Single by Donna Summer

from the album She Works Hard for the Money
- B-side: "Woman"
- Released: August 1983
- Recorded: 1982–1983
- Genre: Reggae; dance-pop; post-disco;
- Length: 4:43
- Label: Mercury
- Songwriter(s): Donna Summer; Michael Omartian;
- Producer(s): Michael Omartian

Donna Summer singles chronology
| "She Works Hard for the Money" (1983) | "Unconditional Love" (1983) | "People, People" (1983) |

= Unconditional Love (Donna Summer song) =

"Unconditional Love" is the second single from Donna Summer's eleventh studio album, She Works Hard for the Money (1983). The song was released in August 1983 by Mercury Records. It was written by Summer and Michael Omartian, produced by Omartian.

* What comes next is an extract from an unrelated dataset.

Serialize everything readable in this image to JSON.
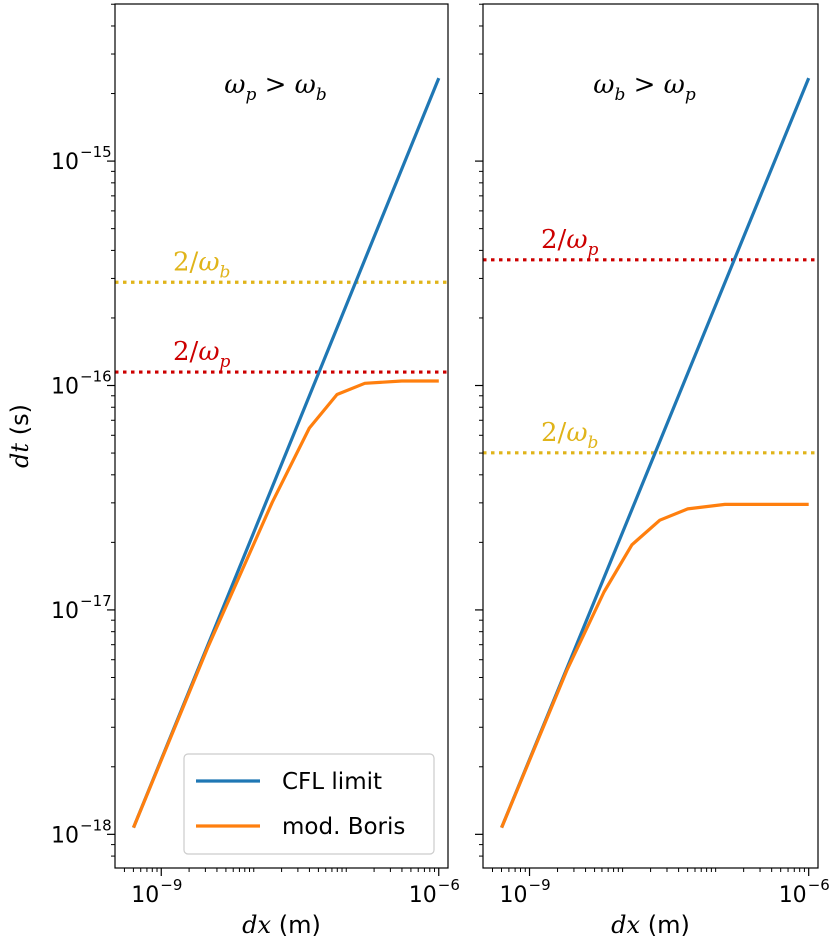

Though uncredited, it also features vocals by British reggae band Musical Youth, who had scored a Top 10 pop and R&B hit in the US with "Pass the Dutchie" earlier in 1983.

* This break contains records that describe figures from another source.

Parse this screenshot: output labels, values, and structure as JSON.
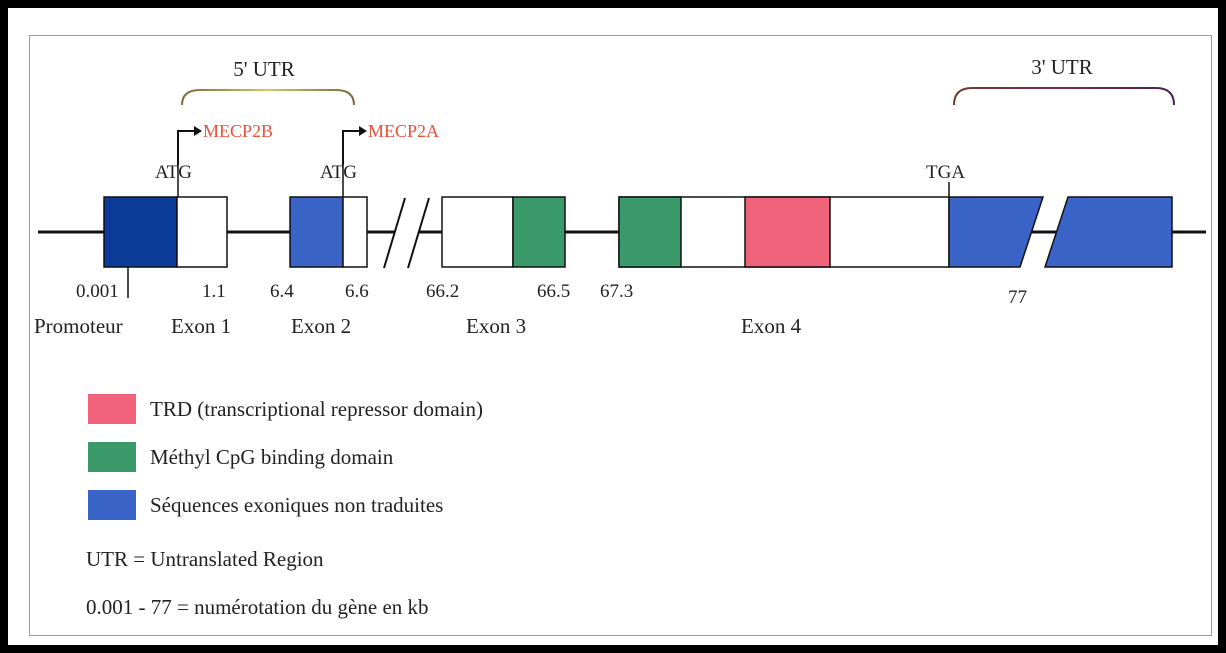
{
  "utr5": {
    "label": "5' UTR"
  },
  "utr3": {
    "label": "3' UTR"
  },
  "isoforms": [
    {
      "label": "MECP2B"
    },
    {
      "label": "MECP2A"
    }
  ],
  "codons": {
    "atg1": "ATG",
    "atg2": "ATG",
    "stop": "TGA"
  },
  "positions": [
    "0.001",
    "1.1",
    "6.4",
    "6.6",
    "66.2",
    "66.5",
    "67.3",
    "77"
  ],
  "regions": [
    "Promoteur",
    "Exon 1",
    "Exon 2",
    "Exon 3",
    "Exon 4"
  ],
  "legend": [
    {
      "label": "TRD (transcriptional repressor domain)",
      "color": "#f0637a"
    },
    {
      "label": "Méthyl CpG binding domain",
      "color": "#3a9a6a"
    },
    {
      "label": "Séquences exoniques non traduites",
      "color": "#3a64c8"
    }
  ],
  "notes": [
    "UTR = Untranslated Region",
    "0.001 - 77 = numérotation du gène en kb"
  ],
  "colors": {
    "promoter": "#0b3c9a",
    "utr_exon": "#3a64c8",
    "mbd": "#3a9a6a",
    "trd": "#f0637a",
    "bracket5_a": "#8a7040",
    "bracket5_b": "#cfc060",
    "bracket3_a": "#8a4040",
    "bracket3_b": "#4a2050"
  }
}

The song peaked at #43 on the Billboard Hot 100 and #40 on the Cashbox chart, though it performed significantly better on the R&B chart (reaching the Top Ten). In the UK, it became Summer's fourteenth Top 20 single, reaching a peak position of No.14. The song also peak #26 in Spain Radio chart.

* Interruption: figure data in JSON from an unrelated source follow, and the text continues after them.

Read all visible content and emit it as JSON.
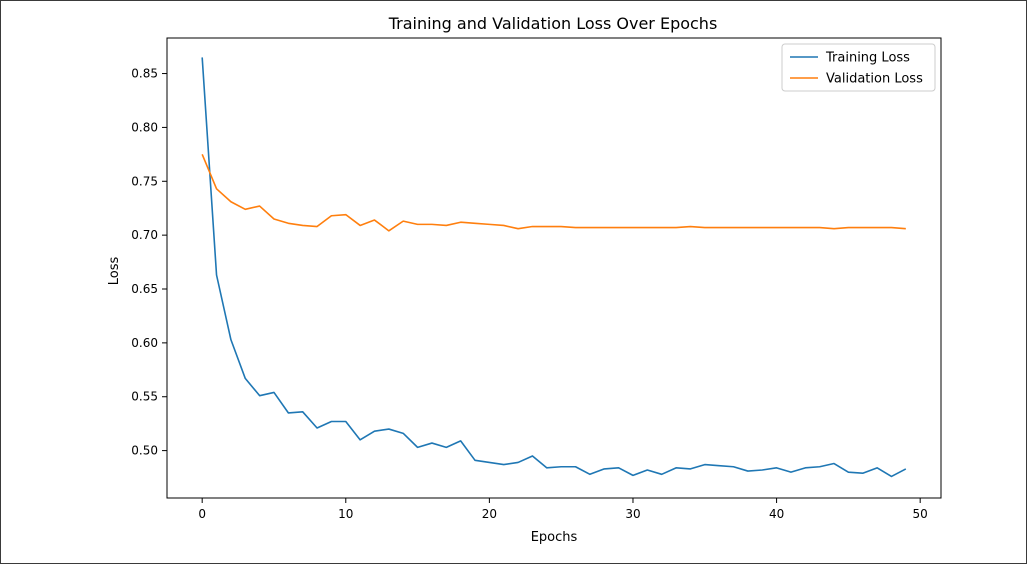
{
  "chart_data": {
    "type": "line",
    "title": "Training and Validation Loss Over Epochs",
    "xlabel": "Epochs",
    "ylabel": "Loss",
    "xlim": [
      -2.45,
      51.45
    ],
    "ylim": [
      0.456,
      0.883
    ],
    "xticks": [
      0,
      10,
      20,
      30,
      40,
      50
    ],
    "yticks": [
      0.5,
      0.55,
      0.6,
      0.65,
      0.7,
      0.75,
      0.8,
      0.85
    ],
    "legend_position": "top-right",
    "grid": false,
    "x": [
      0,
      1,
      2,
      3,
      4,
      5,
      6,
      7,
      8,
      9,
      10,
      11,
      12,
      13,
      14,
      15,
      16,
      17,
      18,
      19,
      20,
      21,
      22,
      23,
      24,
      25,
      26,
      27,
      28,
      29,
      30,
      31,
      32,
      33,
      34,
      35,
      36,
      37,
      38,
      39,
      40,
      41,
      42,
      43,
      44,
      45,
      46,
      47,
      48,
      49
    ],
    "series": [
      {
        "name": "Training Loss",
        "color": "#1f77b4",
        "values": [
          0.865,
          0.663,
          0.603,
          0.567,
          0.551,
          0.554,
          0.535,
          0.536,
          0.521,
          0.527,
          0.527,
          0.51,
          0.518,
          0.52,
          0.516,
          0.503,
          0.507,
          0.503,
          0.509,
          0.491,
          0.489,
          0.487,
          0.489,
          0.495,
          0.484,
          0.485,
          0.485,
          0.478,
          0.483,
          0.484,
          0.477,
          0.482,
          0.478,
          0.484,
          0.483,
          0.487,
          0.486,
          0.485,
          0.481,
          0.482,
          0.484,
          0.48,
          0.484,
          0.485,
          0.488,
          0.48,
          0.479,
          0.484,
          0.476,
          0.483
        ]
      },
      {
        "name": "Validation Loss",
        "color": "#ff7f0e",
        "values": [
          0.775,
          0.743,
          0.731,
          0.724,
          0.727,
          0.715,
          0.711,
          0.709,
          0.708,
          0.718,
          0.719,
          0.709,
          0.714,
          0.704,
          0.713,
          0.71,
          0.71,
          0.709,
          0.712,
          0.711,
          0.71,
          0.709,
          0.706,
          0.708,
          0.708,
          0.708,
          0.707,
          0.707,
          0.707,
          0.707,
          0.707,
          0.707,
          0.707,
          0.707,
          0.708,
          0.707,
          0.707,
          0.707,
          0.707,
          0.707,
          0.707,
          0.707,
          0.707,
          0.707,
          0.706,
          0.707,
          0.707,
          0.707,
          0.707,
          0.706
        ]
      }
    ]
  }
}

Cashbox called the "purity and innocence" of the song "a bright departure [for Summer] and complete success."

The song was edited from the original album version for its release on the 7" single format. The 12" single featured an extended remix clocking in at 5:20.

==Music video==
The music video for "Unconditional Love" was Summer's second music video to air on MTV, spending two weeks in heavy rotation. In the video, Summer plays a school teacher, and the reggae group Musical Youth are members of the class. After the class is over, Summer removes her heavy fur coat, revealing a tight blue glittery nightclub singer outfit, and goes outside, singing with all the students in the school. The local school who were invited to be a part of the Music video was King Athelstan Primary School and the school the filming took place was the Bonner Hill Road Girls School before it was demolished.

==Track listing==
 A. "Unconditional Love" (Club Mix) – 5:20
 B. "She Works Hard for the Money" (Club Mix) – 6:00

 A. "Unconditional Love" (Club Mix) – 5:20
 B. "Unconditional Love" (Instrumental) – 4:40

==In popular culture==
- In 2018, the song was included in the Broadway jukebox musical Summer: The Donna Summer Musical.

==Cover versions==
In 1986, Christian punk band Altar Boys recorded a cover version of "Unconditional Love" on their studio album Gut Level Music.